Find out about memorial in and around the State Library including the WWI roll of honour, the Brenda Kekwick bookcase and the John Dowie sculptures.
Roll of honour 1914-1920 The Great European War is inscribed with the names of eight employees of the Public Library, Museum, and Art Gallery of South Australia who enlisted, including one who made the supreme sacrifice. It is placed at the foot of the stairs in the glass foyer in the Spence Wing.

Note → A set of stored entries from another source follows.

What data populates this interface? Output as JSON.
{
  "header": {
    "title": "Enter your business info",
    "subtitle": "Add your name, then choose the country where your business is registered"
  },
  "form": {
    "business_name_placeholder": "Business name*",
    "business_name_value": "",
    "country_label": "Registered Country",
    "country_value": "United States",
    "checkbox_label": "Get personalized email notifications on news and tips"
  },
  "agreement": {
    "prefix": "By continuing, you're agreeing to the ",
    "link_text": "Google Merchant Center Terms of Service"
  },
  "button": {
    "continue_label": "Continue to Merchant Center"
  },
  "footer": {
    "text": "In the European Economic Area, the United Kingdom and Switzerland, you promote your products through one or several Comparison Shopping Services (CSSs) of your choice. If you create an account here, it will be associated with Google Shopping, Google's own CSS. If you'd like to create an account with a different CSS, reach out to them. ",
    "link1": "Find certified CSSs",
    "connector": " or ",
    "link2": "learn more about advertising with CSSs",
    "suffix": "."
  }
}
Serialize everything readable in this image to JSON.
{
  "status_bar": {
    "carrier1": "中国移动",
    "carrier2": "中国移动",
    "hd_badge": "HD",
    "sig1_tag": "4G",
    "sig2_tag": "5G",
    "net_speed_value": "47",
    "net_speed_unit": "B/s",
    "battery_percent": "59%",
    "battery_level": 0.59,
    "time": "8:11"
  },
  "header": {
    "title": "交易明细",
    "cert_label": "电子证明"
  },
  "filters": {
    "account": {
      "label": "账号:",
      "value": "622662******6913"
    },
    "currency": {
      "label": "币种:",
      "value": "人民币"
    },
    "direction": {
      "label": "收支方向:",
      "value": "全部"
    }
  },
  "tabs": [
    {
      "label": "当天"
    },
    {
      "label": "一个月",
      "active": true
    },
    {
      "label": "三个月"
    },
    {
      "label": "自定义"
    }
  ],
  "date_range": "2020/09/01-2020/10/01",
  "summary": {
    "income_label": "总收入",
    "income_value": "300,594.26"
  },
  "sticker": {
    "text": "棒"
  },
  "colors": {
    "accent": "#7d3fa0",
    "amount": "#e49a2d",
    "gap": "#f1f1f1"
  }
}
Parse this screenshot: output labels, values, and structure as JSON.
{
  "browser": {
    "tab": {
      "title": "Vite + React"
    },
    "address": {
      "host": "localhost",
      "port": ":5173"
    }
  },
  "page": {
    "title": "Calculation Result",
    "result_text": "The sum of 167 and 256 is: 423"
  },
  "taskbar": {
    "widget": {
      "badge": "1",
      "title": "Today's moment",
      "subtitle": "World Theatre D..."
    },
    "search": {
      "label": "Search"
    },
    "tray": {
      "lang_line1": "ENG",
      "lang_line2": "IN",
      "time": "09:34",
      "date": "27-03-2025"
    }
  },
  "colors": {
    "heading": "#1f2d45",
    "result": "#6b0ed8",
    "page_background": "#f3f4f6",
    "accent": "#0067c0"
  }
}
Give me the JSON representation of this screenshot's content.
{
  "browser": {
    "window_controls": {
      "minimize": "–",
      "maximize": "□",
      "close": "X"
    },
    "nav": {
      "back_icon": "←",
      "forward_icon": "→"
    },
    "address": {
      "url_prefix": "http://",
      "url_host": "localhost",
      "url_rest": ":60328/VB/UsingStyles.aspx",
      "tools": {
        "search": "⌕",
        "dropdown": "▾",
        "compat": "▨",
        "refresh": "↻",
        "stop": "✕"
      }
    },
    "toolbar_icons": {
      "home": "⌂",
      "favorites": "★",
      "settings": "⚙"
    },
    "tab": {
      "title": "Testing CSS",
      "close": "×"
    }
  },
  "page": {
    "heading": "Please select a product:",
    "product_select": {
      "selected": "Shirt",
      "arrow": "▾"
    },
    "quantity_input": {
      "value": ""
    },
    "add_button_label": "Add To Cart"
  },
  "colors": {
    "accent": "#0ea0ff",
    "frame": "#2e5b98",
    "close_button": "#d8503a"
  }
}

Hand-carved bookcase that commemorates the memory of Brenda Kekwick and is located on the ground floor of the Institute Building. The bookcase was created by three members of the South Australian School of Arts: the carving was by George Mills, the panel was designed by Margaret Bevan, and the words running from shelf to shelf were chosen by Mary Harris. The words are from an essay on Shelley by Francis Thompson:
Know ye what it is to be a child?
It is to believe in love; to believe
in loveliness, to believe in belief.
It is to be so little that the elves
can reach to whisper in your ear.
Brenda Kekwick (1908-1936) was best known for establishing the Adelaide Junior Theatre in 1934 and for her storytelling at the Story Hour in the Children's Library, where her enthusiasm and spontaneity delighted young and old alike. After her untimely death at the age of 28 a bookcase was donated in her memory to the State Library, and originally held some 80 volumes of plays, stories and history of costume donated by public subscription.
Noted South Australian sculptor John Dowie AM donated bronze busts of two other notable South Australians to the State Library in 2005. The busts of explorer Sir Hubert Wilkins and ethnographer Charles P. Mountford can be seen in the Treasures Wall area.